My opinion is no, and I’m giving the reasons, purely on the basis that I’m speaking to a person who has fallen down in life, and is still struggling to get up again. I would say this to Vick:
Despite the din from those who hold an opposing view, there are folks who think you have paid your dues, and you get a second chance to rebuild your life. After all, you went from a millionaire to a felon, lost almost everything.
Now it’s time to move on. Some in the media say you are desperate to repair your image, and therefore you see the opportunity to work with the Humane Society, in a role that will deter youngsters from getting involved in dogfighting, as a positive one. I disagree with you.

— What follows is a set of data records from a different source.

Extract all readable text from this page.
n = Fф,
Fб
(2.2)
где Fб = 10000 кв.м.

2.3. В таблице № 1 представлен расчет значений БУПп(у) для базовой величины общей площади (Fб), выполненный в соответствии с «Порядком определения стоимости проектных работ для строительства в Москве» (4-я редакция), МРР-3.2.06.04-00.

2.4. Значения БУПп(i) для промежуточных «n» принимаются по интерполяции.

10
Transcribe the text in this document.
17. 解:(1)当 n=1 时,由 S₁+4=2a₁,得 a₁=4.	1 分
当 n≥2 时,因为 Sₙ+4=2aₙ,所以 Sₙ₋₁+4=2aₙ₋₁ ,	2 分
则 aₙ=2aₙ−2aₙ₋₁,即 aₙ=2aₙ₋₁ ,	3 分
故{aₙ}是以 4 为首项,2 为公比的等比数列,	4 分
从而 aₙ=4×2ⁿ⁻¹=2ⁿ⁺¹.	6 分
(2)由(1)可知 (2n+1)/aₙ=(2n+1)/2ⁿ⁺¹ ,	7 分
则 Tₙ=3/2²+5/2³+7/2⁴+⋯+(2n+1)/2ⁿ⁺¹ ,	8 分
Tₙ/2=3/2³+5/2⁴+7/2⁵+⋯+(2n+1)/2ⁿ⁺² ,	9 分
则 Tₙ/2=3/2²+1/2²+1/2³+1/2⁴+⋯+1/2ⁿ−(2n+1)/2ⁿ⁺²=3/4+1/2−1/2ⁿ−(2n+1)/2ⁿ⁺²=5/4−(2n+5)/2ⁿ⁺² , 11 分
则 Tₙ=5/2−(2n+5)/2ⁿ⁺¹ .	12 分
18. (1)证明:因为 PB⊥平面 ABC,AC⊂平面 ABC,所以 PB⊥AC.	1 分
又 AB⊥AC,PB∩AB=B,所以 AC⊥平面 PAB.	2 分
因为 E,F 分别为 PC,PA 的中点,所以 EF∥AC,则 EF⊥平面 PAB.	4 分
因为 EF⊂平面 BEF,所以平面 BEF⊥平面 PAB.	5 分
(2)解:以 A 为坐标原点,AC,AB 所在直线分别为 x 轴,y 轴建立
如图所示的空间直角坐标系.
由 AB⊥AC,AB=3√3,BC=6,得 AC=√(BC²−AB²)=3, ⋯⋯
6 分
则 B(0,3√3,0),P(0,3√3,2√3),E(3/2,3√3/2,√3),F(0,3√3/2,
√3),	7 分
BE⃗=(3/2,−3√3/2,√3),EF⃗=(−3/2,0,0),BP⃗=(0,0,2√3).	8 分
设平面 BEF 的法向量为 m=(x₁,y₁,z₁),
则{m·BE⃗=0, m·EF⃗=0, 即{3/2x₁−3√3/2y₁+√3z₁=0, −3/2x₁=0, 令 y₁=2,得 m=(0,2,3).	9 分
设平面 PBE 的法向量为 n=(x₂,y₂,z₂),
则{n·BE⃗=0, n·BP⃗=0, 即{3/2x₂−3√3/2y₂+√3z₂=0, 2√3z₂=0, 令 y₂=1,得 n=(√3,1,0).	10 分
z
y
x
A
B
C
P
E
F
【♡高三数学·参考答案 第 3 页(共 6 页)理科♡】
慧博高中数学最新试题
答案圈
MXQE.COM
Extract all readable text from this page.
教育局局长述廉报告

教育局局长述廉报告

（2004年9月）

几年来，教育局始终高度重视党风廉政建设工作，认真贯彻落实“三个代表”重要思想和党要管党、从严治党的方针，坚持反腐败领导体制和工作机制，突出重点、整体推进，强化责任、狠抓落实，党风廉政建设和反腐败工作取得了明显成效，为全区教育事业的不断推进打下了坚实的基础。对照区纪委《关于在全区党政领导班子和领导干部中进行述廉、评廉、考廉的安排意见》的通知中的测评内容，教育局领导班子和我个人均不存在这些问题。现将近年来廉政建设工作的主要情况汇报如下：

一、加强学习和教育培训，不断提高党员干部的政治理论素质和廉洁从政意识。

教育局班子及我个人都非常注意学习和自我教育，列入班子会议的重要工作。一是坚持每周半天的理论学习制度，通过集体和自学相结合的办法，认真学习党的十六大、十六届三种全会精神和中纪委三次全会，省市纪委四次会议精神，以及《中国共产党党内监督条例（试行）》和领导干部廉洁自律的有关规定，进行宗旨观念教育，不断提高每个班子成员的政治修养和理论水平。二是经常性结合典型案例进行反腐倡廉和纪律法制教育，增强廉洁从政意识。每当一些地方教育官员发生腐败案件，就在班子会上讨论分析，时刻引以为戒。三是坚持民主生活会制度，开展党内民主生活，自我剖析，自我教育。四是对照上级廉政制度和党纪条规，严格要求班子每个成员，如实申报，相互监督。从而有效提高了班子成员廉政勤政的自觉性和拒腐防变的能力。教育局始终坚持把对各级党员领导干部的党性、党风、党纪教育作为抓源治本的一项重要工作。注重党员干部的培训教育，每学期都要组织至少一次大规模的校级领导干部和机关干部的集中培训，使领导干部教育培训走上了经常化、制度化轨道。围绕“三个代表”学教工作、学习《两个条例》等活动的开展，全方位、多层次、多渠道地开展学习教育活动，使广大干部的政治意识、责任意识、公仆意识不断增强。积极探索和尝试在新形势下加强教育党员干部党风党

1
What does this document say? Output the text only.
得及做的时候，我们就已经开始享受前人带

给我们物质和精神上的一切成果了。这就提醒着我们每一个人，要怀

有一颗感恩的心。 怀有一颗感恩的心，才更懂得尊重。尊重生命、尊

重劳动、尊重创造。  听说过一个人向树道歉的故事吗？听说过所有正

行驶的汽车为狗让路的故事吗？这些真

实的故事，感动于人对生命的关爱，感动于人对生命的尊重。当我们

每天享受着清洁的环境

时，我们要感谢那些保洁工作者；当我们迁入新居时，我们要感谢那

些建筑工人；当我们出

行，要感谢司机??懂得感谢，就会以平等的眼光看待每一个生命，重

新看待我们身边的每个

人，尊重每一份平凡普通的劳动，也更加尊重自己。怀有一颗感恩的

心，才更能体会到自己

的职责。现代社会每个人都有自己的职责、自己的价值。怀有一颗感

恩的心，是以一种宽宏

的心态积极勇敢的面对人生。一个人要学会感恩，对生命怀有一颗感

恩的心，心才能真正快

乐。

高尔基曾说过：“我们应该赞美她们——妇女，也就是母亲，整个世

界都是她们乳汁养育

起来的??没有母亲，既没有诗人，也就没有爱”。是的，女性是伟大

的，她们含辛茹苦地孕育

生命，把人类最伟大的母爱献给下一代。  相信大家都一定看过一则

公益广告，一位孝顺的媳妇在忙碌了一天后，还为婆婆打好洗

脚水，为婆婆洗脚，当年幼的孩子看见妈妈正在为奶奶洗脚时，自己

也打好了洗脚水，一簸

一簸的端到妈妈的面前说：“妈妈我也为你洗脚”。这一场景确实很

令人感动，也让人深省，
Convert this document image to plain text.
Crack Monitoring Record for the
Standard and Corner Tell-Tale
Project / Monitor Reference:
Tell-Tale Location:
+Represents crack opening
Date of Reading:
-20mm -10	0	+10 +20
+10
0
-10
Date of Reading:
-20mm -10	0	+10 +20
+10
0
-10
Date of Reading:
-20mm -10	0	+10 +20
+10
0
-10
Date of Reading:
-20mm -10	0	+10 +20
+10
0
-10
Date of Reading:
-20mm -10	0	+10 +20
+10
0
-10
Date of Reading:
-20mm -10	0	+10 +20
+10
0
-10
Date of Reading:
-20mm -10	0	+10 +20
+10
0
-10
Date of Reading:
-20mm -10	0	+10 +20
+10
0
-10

I believe that coming out of this episode, you need to regain your self dignity and self worth so that you can move forward. Why should you go around parading your mistakes and your past in the public eye? Think what this will do to your self esteem. While you learn from past mistakes, you also need to leave it all behind to make this difficult and huge leap to the next chapter in your life.
The New York Times reported that Wayne Pacelle, Chief Executive Officer of the Humane Society of the United States, already has doubts about you: “I’m not convinced that Mike is completely turned around,” he said, “and I’m not convinced that he’s going to make the most of this opportunity. But I do think he should have a chance to demonstrate that he is changed and that he can be part of the solution. Call me a participating skeptic.”
That is not a good sign. Do you really want to continue to be humiliated?
You were probably advised by your lawyers and agents that by working or volunteering with an animal rights group, this will facilitate your reentry into NFL if a team wants you. Do you really buy that, Mike? You can contribute to end dogfighting every single day, you can flagellate yourself very day in public. But if a team owner thinks you would be more a liablity than an asset, and that you would affect their income negatively, they would not take you in, no matter what you do to show your remorse.
Think of Isaiah Washington when he was alleged to have used an anti-gay slur on the set of Grey’s Anatomy. He apologized and went for counseling. But the show still dumped him after that.
From your perspective, it is probably very hard to imagine making your livelihood other than through football. You were very good at it, and it’s probably your passion. But you have got to be realistic; you might have to leave your athletic career behind.
There are thousands of things being said about you and to you as you serve your probation. But ultimately, it’s your life. At 29, there is still so much life ahead.
Don’t let others use you for their own agenda. Assess every advice wisely, and rely only on family and friends who were still there for you when you hit bottom. Think of yourself first, and only agree to do whatever is in your best interest, and that which will help, and not hinder you, as you move (as we all must) into the future.